A week after announcing they would seek the funds, Nevada officials say they’re still working on an application for the federal Lost Wages Assistance program that could bring up to $300 a week in additional unemployment compensation for a short period of time.

A spokeswoman for the Nevada Department of Employment, Training and Rehabilitation said Tuesday that the agency is working with emergency management officials on the application and “will be submitting it as soon as possible.” To date, 41 states have already been approved for the funds, which derive from the Federal Emergency Management Agency (FEMA).

“Approval varies regarding how many applications are under review by FEMA and how much funding is left,” said DETR spokeswoman Rosa Mendez.
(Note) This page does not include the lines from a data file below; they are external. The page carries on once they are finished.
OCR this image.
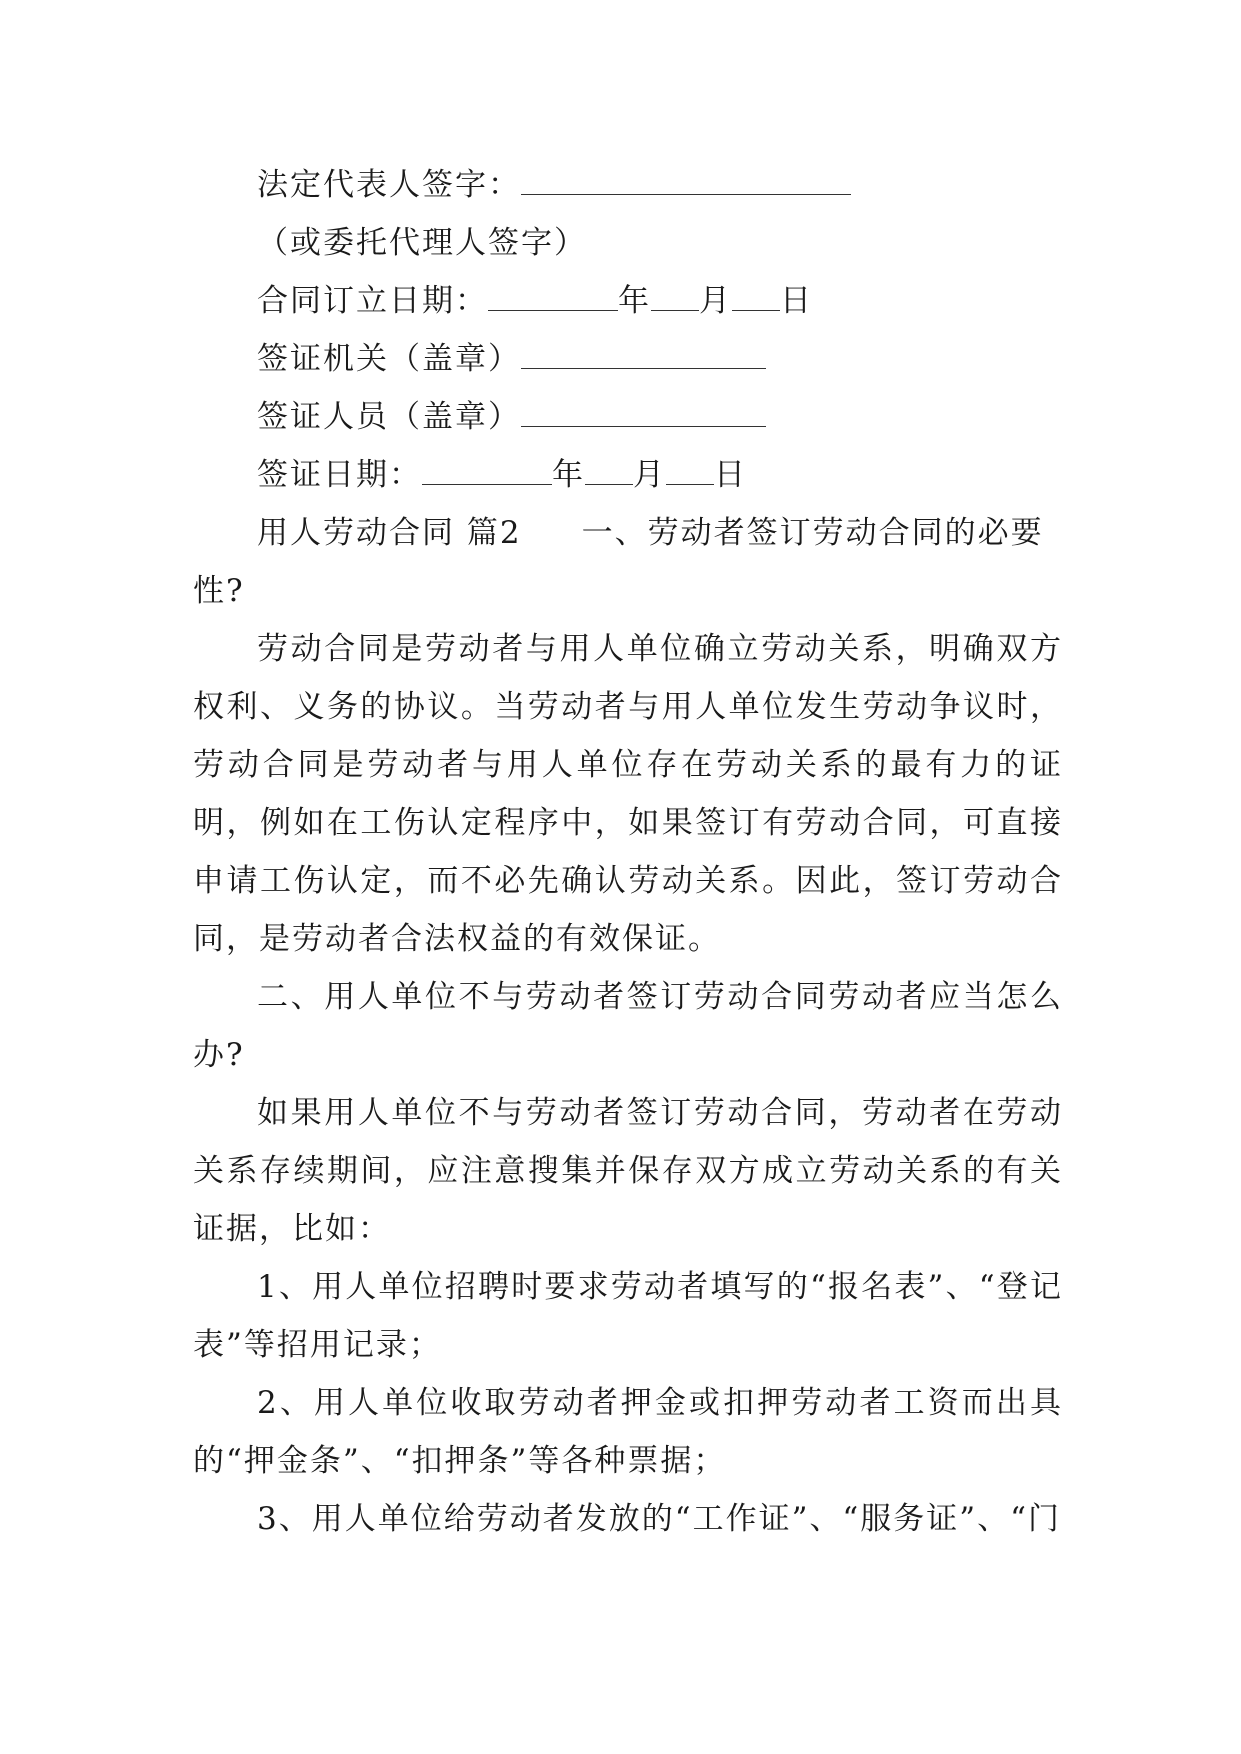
法定代表人签字：
（或委托代理人签字）
合同订立日期：	年 月 日
签证机关（盖章）
签证人员（盖章）
签证日期：	年 月 日
用人劳动合同 篇2 一、劳动者签订劳动合同的必要
性?

劳动合同是劳动者与用人单位确立劳动关系，明确双方权利、义务的协议。当劳动者与用人单位发生劳动争议时，劳动合同是劳动者与用人单位存在劳动关系的最有力的证明，例如在工伤认定程序中，如果签订有劳动合同，可直接申请工伤认定，而不必先确认劳动关系。因此，签订劳动合同，是劳动者合法权益的有效保证。

二、用人单位不与劳动者签订劳动合同劳动者应当怎么办?

如果用人单位不与劳动者签订劳动合同，劳动者在劳动关系存续期间，应注意搜集并保存双方成立劳动关系的有关证据，比如：

1、用人单位招聘时要求劳动者填写的“报名表”、“登记表”等招用记录；

2、用人单位收取劳动者押金或扣押劳动者工资而出具的“押金条”、“扣押条”等各种票据；

3、用人单位给劳动者发放的“工作证”、“服务证”、“门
To qualify, beneficiaries would have to be receiving at least $100 a week in benefits from the state-paid unemployment program or the Pandemic Unemployment Assistance (PUA) program for gig workers and self-employed people. States were initially asked to pay a $100 match to receive each $300 payment, but with many states including Nevada saying they couldn’t afford that, they are counting ongoing unemployment benefits as the state match.

Nevada officials warned last week that it could take time for claimants to see the bonus, which is a partial replacement for the expired $600-per-week add-on provided through the Federal Pandemic Unemployment Compensation program. DETR said it will need to develop another program to administer the Lost Wages Assistance, identify a funding source for costs not covered by the federal government, and comply with federal fraud-reporting rules.

Qualifying states are expected to receive enough for three weeks of bonus benefits upon approval; the availability of further weeks of benefits would depend on how much money remains in the fund.

While nearly 360,000 claims for ongoing benefits were filed in the most recent week reported, it’s not clear how many individuals are currently being paid or how many legitimate claimants are held up and why. After announcing a leadership change in early August, the agency discontinued weekly press briefings and is no longer releasing pie charts or data showing how many claims are being paid out each week, saying a dashboard with that information would be forthcoming.

Beyond the new administrator and a “strike force” leader appointed last month, DETR said it will be announcing additional “leadership updates” later this week, but did not offer further specifics.

The state did report, though, that it paid out about $112 million in benefits the week before last.

DETR is also working to improve ID verification in an attempt to separate fraudulent applications from legitimate claimants held up by “fraud flags.” The agency has contracted with — a federally certified identity verification platform.

“At this time, we are completing our analysis of the pilot project results,” Mendez said.